In Akan thought, this was understood as the seat of character — not character in the shallow sense of whether you were quiet or loud, but the deeper signature of who you were. The particular quality of presence you brought into a room. The way you moved through the world before the world taught you to move differently.
And crucially: it could be strong or weak. It was not fixed. It could be nourished or depleted. Knowing how to tend to it was considered one of the real skills of a well-lived life.
Your spirit is not something you build. It is something you remember. Something you return to. Something that was there before the world got to work on you — and that is still there, waiting, under everything it has added.
It surfaces, when it does, in specific moments. The thing you made that surprised you with how good it was. The conversation where you said something you didn't know you thought until you heard yourself say it. The moment when someone described you accurately and you felt, against your own defences, recognised.
That recognition — that feeling of yes, that — is your spirit asserting itself. Reminding you it is there, underneath all the adaptations and accommodations and performances a life requires.
When was the last time you felt it?
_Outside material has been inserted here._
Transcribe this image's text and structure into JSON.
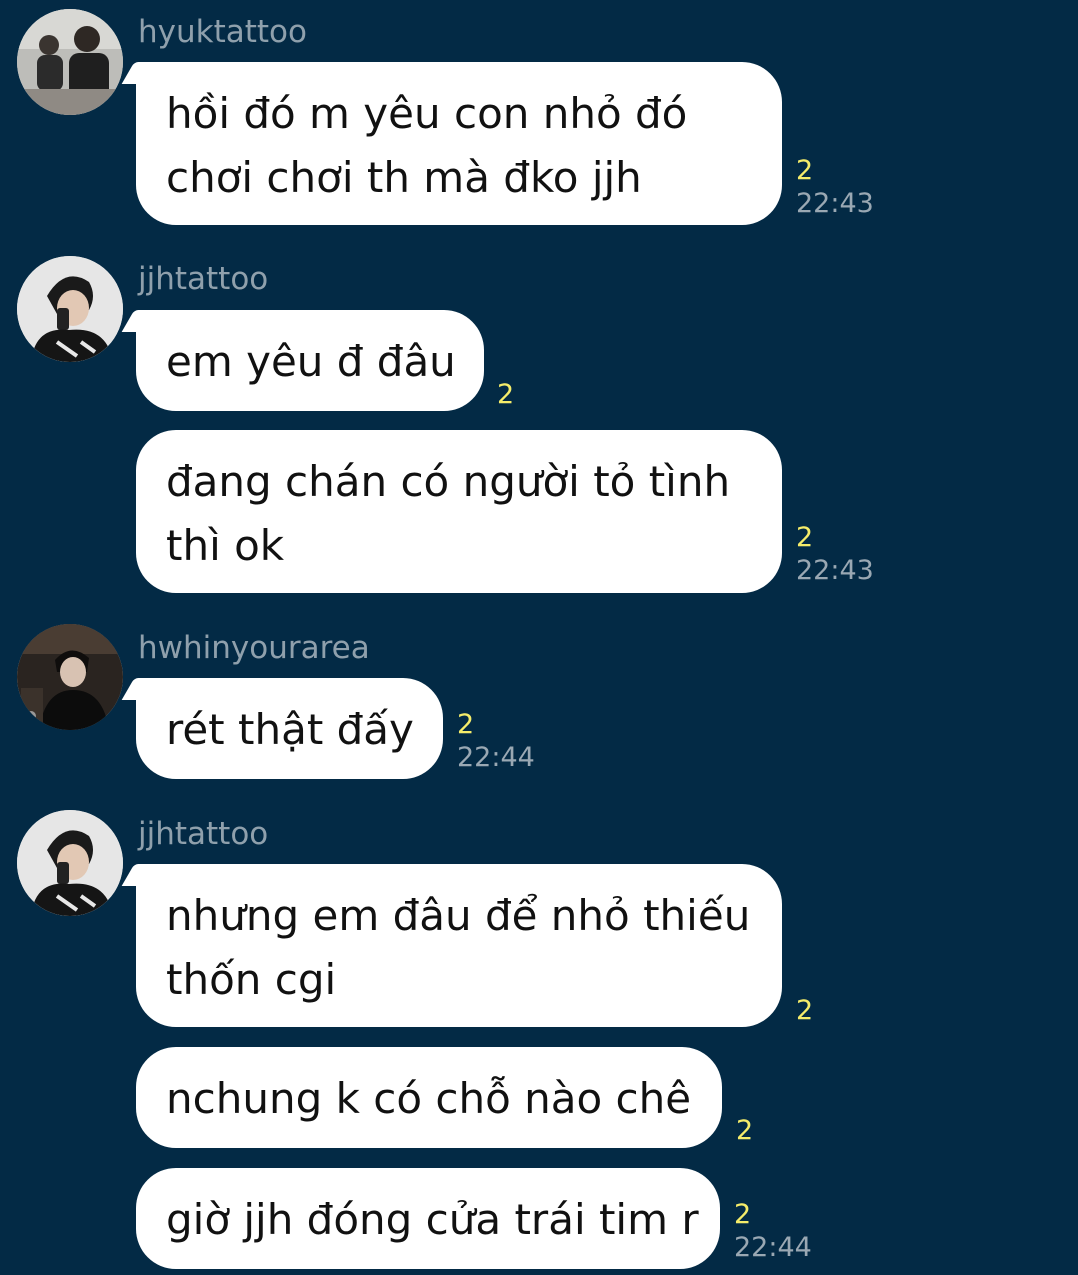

What were you doing? Who were you with?
A strong spirit was not about being loud or forceful. It was about being so fully yourself that your presence was felt — quietly, unmistakably — in any space you entered.
A depleted spirit does not always look like distress. Sometimes it looks like fine. It looks like functioning. It looks like someone showing up, doing what is required, moving through their days in a way that no one would identify as crisis — but that the person themselves experiences as a kind of hollowness. A going-through-motions quality. A life that is technically intact but has somehow lost its flavour.
The causes would be recognisable to almost anyone. Prolonged disconnection from the things that make you most yourself. Living in sustained misalignment — doing work that contradicts your values, staying in arrangements that require you to be less than you are, spending more time performing a version of your life than actually living it.
And: the particular exhaustion that comes from being in spaces where the parts of you that are most essentially you have nowhere to go. Where you are useful but not truly seen.
Is your spirit, right now, well-fed or running on empty? And if you're honest — do you know what it actually needs?
The spirit needs what it has always needed. To be in contact with what makes it feel alive. To be given permission to be fully itself, at least some of the time. To be seen — genuinely, past the performance — by at least one other person who matters.
And sometimes, simply: to be asked. To have someone sit across from you and ask not what you've accomplished, not what you're working toward — but what you actually are. What, underneath everything, is there.
That is the question Sunsum has always been asking. Not as an accusation. As an invitation. To come back to yourself — again, and again, and again.
What are you, when everything is stripped away? You have had longer with the question now. Does any part of an answer feel closer than when we began?
Sit With This
What does your spirit need right now — and when did you last actually give it that?
Not the surface need.
The real one.
The one you've been quietly deferring.